Radencommunisme, 2. Jahrgang, Nr. 1, November 1939
DIE IDEOLOGIE DES NATIONALISMUS1
Der Kapitalismus der Blüteperiode, der in seiner Struktur ein reiner Privatkapitalismus war, schuf die Ideologie des Nationalismus. Denn im Zuge seiner Entwicklung brauchte er mehr Platz für die Warenproduktion, größere Märkte für den Verkauf seiner Waren, breitere Perspektiven für seine Expansionstendenz. Und nicht weniger brauchte er Schutz durch Einfuhrzölle, die Sicherung seiner Rechtsbeziehungen, Kreditschutz, polizeiliche und militärische Macht. All dies konnten die vielen kleinen Staaten von einst nicht gewährleisten. So verschmolzen die vielen kleinen Staaten, die zu Entwicklungsbremsen zu der Einheit der großen Nationen geworden waren.

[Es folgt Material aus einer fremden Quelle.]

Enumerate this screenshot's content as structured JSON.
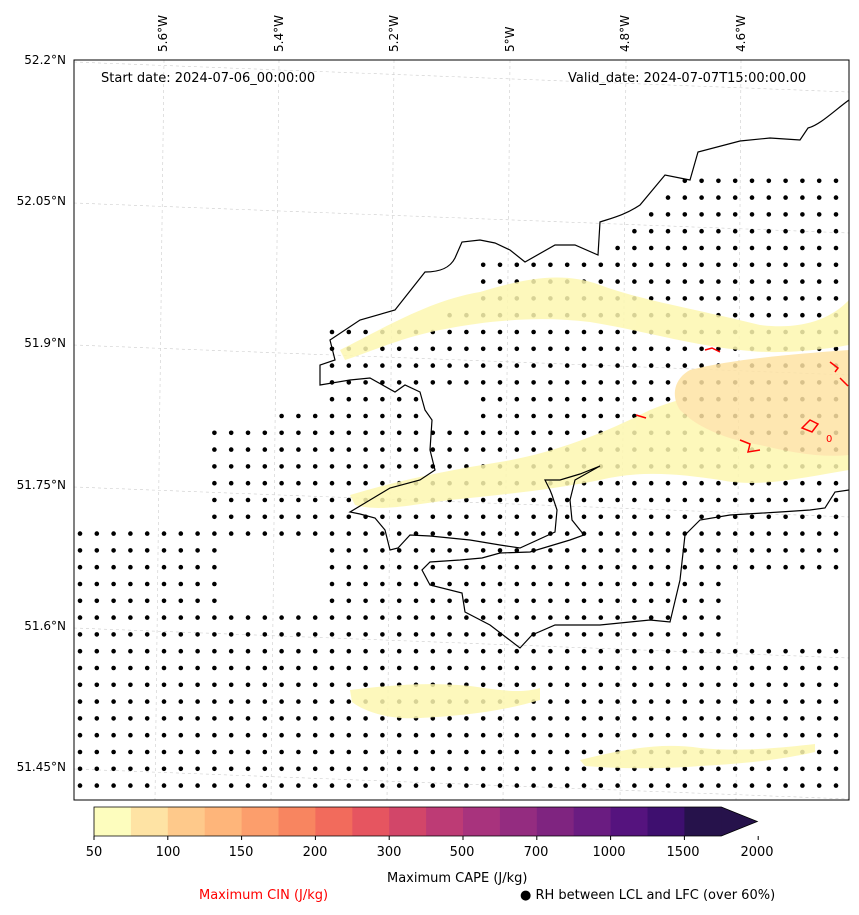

In der ideologischen Küche wird in den Begriff der Nation alles hineingemischt, was als Sprache, Heimatgefühl, Kindheitserinnerungen, Lebensgewohnheiten usw. die Seele des Menschen von Kindheit an mit bestimmten geographischen Gebieten verbindet. In gleicher Weise wurden verschiedene Teile der Bevölkerung vom Nationalismus erfasst und an ihn gekettet. Vor allem die Arbeiterklasse, die durch die fehlende Klasseneinsicht leicht in die Irre geführt wird, war das Hauptopfer. Bis der Sozialismus sich von seinen nationalistischen Vorurteilen und Fesseln befreit und sich für den Internationalismus ausgesprochen hat.

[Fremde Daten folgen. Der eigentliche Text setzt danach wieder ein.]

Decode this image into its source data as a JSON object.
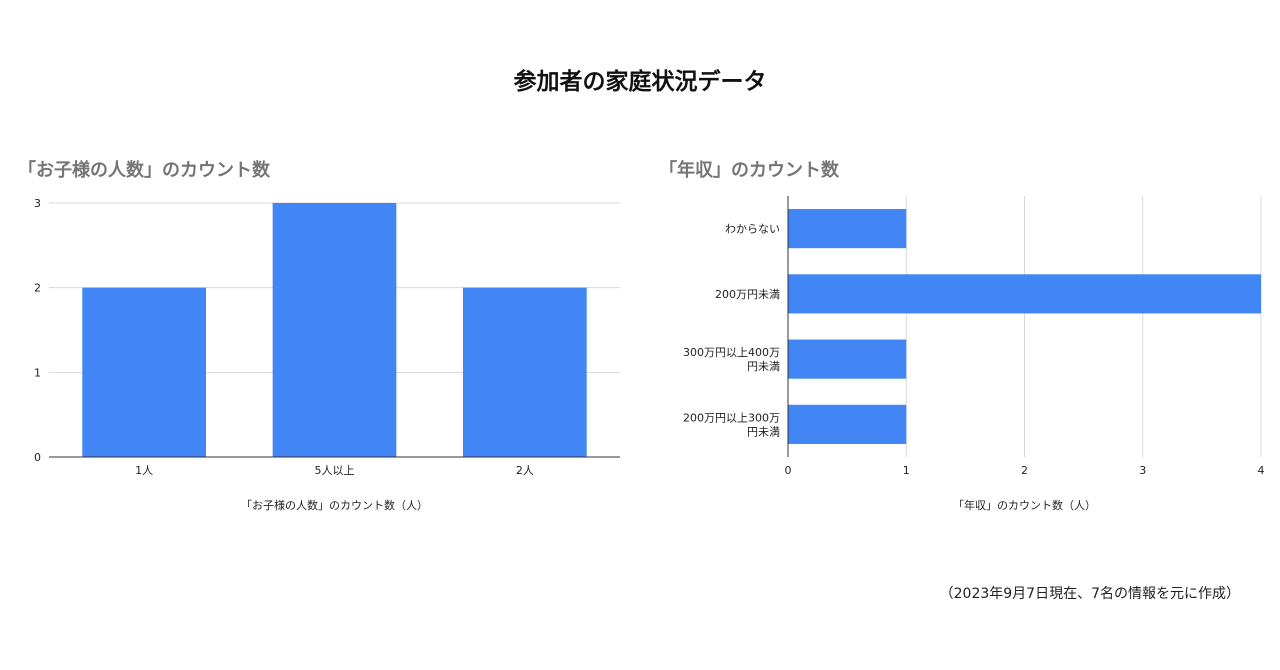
{
  "page": {
    "title": "参加者の家庭状況データ",
    "footnote": "（2023年9月7日現在、7名の情報を元に作成）"
  },
  "colors": {
    "bar": "#4285f4",
    "grid": "#d9d9d9",
    "axis": "#333333"
  },
  "chart_data": [
    {
      "type": "bar",
      "title": "「お子様の人数」のカウント数",
      "xlabel": "「お子様の人数」のカウント数（人）",
      "ylabel": "",
      "categories": [
        "1人",
        "5人以上",
        "2人"
      ],
      "values": [
        2,
        3,
        2
      ],
      "yticks": [
        "0",
        "1",
        "2",
        "3"
      ],
      "ylim": [
        0,
        3
      ],
      "grid": true,
      "legend": "none"
    },
    {
      "type": "bar",
      "orientation": "horizontal",
      "title": "「年収」のカウント数",
      "xlabel": "「年収」のカウント数（人）",
      "ylabel": "",
      "categories": [
        [
          "わからない"
        ],
        [
          "200万円未満"
        ],
        [
          "300万円以上400万",
          "円未満"
        ],
        [
          "200万円以上300万",
          "円未満"
        ]
      ],
      "values": [
        1,
        4,
        1,
        1
      ],
      "xticks": [
        "0",
        "1",
        "2",
        "3",
        "4"
      ],
      "xlim": [
        0,
        4
      ],
      "grid": true,
      "legend": "none"
    }
  ]
}
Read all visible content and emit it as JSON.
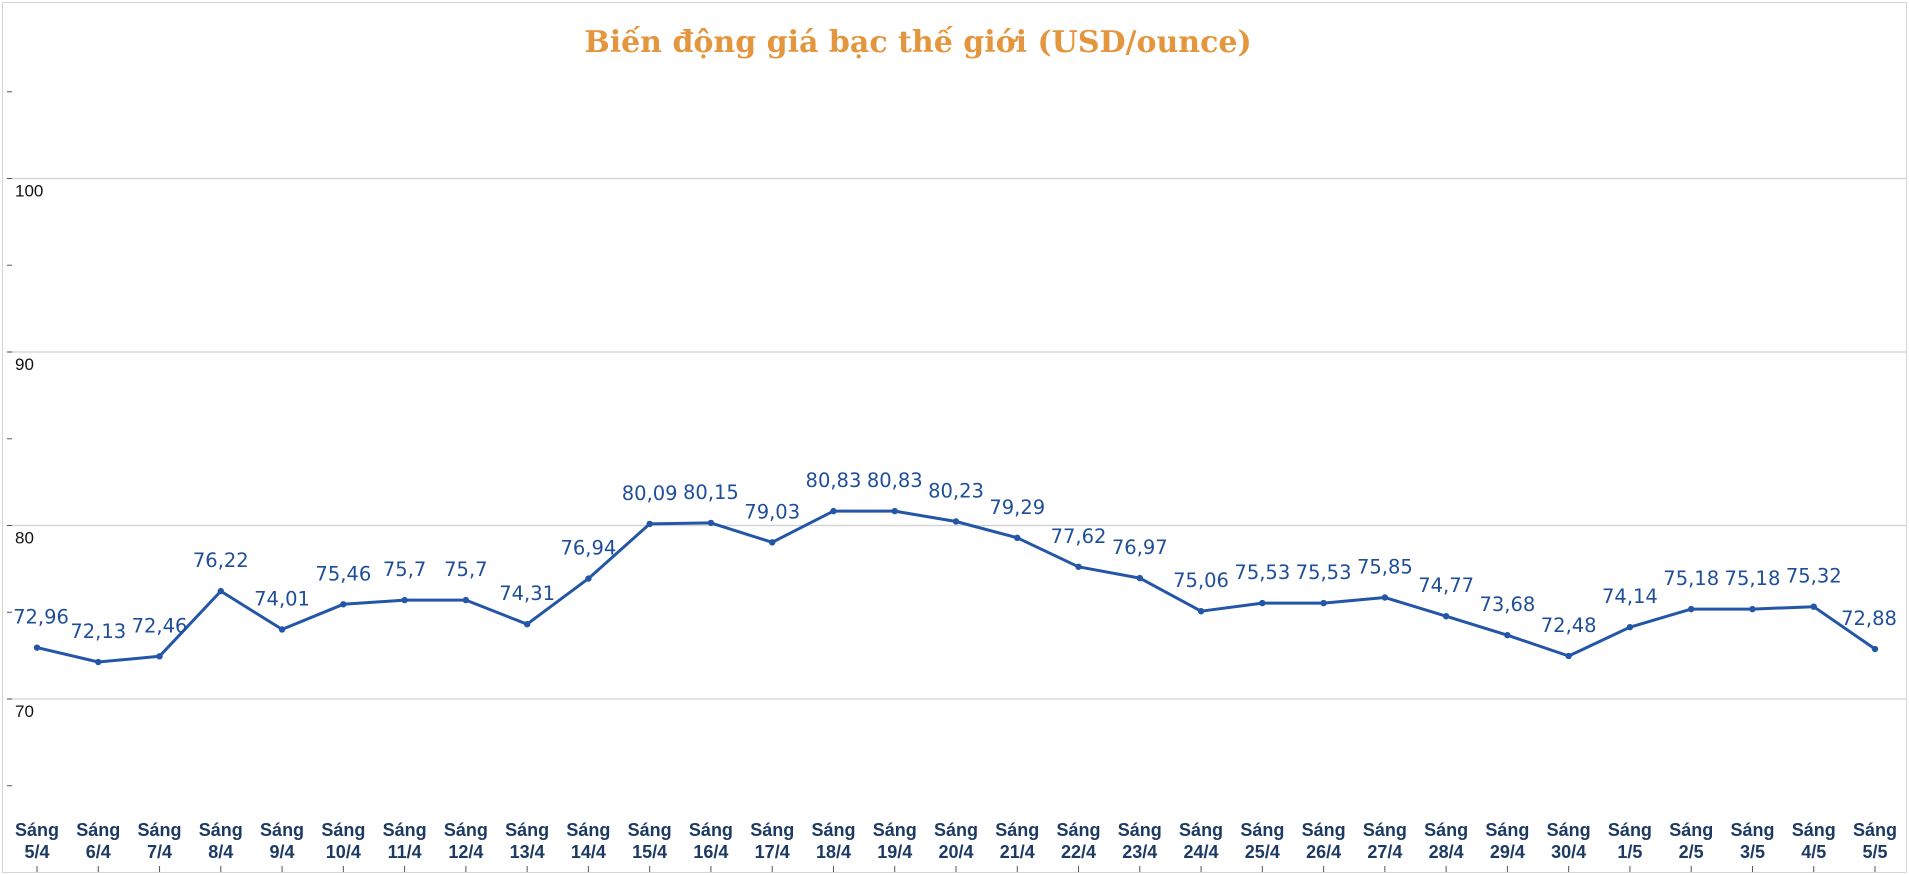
{
  "chart_data": {
    "type": "line",
    "title": "Biến động giá bạc thế giới (USD/ounce)",
    "xlabel": "",
    "ylabel": "",
    "ylim": [
      60,
      110
    ],
    "yticks": [
      70,
      80,
      90,
      100
    ],
    "grid": true,
    "legend": "none",
    "colors": {
      "title": "#e3963e",
      "line": "#2456a8",
      "labels": "#1f4e99",
      "xticks": "#1c3a63"
    },
    "categories": [
      [
        "Sáng",
        "5/4"
      ],
      [
        "Sáng",
        "6/4"
      ],
      [
        "Sáng",
        "7/4"
      ],
      [
        "Sáng",
        "8/4"
      ],
      [
        "Sáng",
        "9/4"
      ],
      [
        "Sáng",
        "10/4"
      ],
      [
        "Sáng",
        "11/4"
      ],
      [
        "Sáng",
        "12/4"
      ],
      [
        "Sáng",
        "13/4"
      ],
      [
        "Sáng",
        "14/4"
      ],
      [
        "Sáng",
        "15/4"
      ],
      [
        "Sáng",
        "16/4"
      ],
      [
        "Sáng",
        "17/4"
      ],
      [
        "Sáng",
        "18/4"
      ],
      [
        "Sáng",
        "19/4"
      ],
      [
        "Sáng",
        "20/4"
      ],
      [
        "Sáng",
        "21/4"
      ],
      [
        "Sáng",
        "22/4"
      ],
      [
        "Sáng",
        "23/4"
      ],
      [
        "Sáng",
        "24/4"
      ],
      [
        "Sáng",
        "25/4"
      ],
      [
        "Sáng",
        "26/4"
      ],
      [
        "Sáng",
        "27/4"
      ],
      [
        "Sáng",
        "28/4"
      ],
      [
        "Sáng",
        "29/4"
      ],
      [
        "Sáng",
        "30/4"
      ],
      [
        "Sáng",
        "1/5"
      ],
      [
        "Sáng",
        "2/5"
      ],
      [
        "Sáng",
        "3/5"
      ],
      [
        "Sáng",
        "4/5"
      ],
      [
        "Sáng",
        "5/5"
      ]
    ],
    "series": [
      {
        "values": [
          72.96,
          72.13,
          72.46,
          76.22,
          74.01,
          75.46,
          75.7,
          75.7,
          74.31,
          76.94,
          80.09,
          80.15,
          79.03,
          80.83,
          80.83,
          80.23,
          79.29,
          77.62,
          76.97,
          75.06,
          75.53,
          75.53,
          75.85,
          74.77,
          73.68,
          72.48,
          74.14,
          75.18,
          75.18,
          75.32,
          72.88
        ],
        "labels": [
          "72,96",
          "72,13",
          "72,46",
          "76,22",
          "74,01",
          "75,46",
          "75,7",
          "75,7",
          "74,31",
          "76,94",
          "80,09",
          "80,15",
          "79,03",
          "80,83",
          "80,83",
          "80,23",
          "79,29",
          "77,62",
          "76,97",
          "75,06",
          "75,53",
          "75,53",
          "75,85",
          "74,77",
          "73,68",
          "72,48",
          "74,14",
          "75,18",
          "75,18",
          "75,32",
          "72,88"
        ]
      }
    ]
  }
}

Gewiss war dieser Internationalismus vorerst nur eine Eroberung des Geistes. Denn er bestand aus einer einfachen Addition der verschiedenen Nationalismen, bzw. er war ein Entwurf der utopischen Weltrepublik aus der Zeit der großen Lehrmeister der Französischen Revolution. Dieser Internationalismus war also eine Kopfsache. Das Herz blieb mehr oder weniger im Nationalismus gefangen. Und in Fällen, in denen eine Entscheidung getroffen werden musste, war die Irrationalität des Herzens meist stärker als die Rationalität des Kopfes.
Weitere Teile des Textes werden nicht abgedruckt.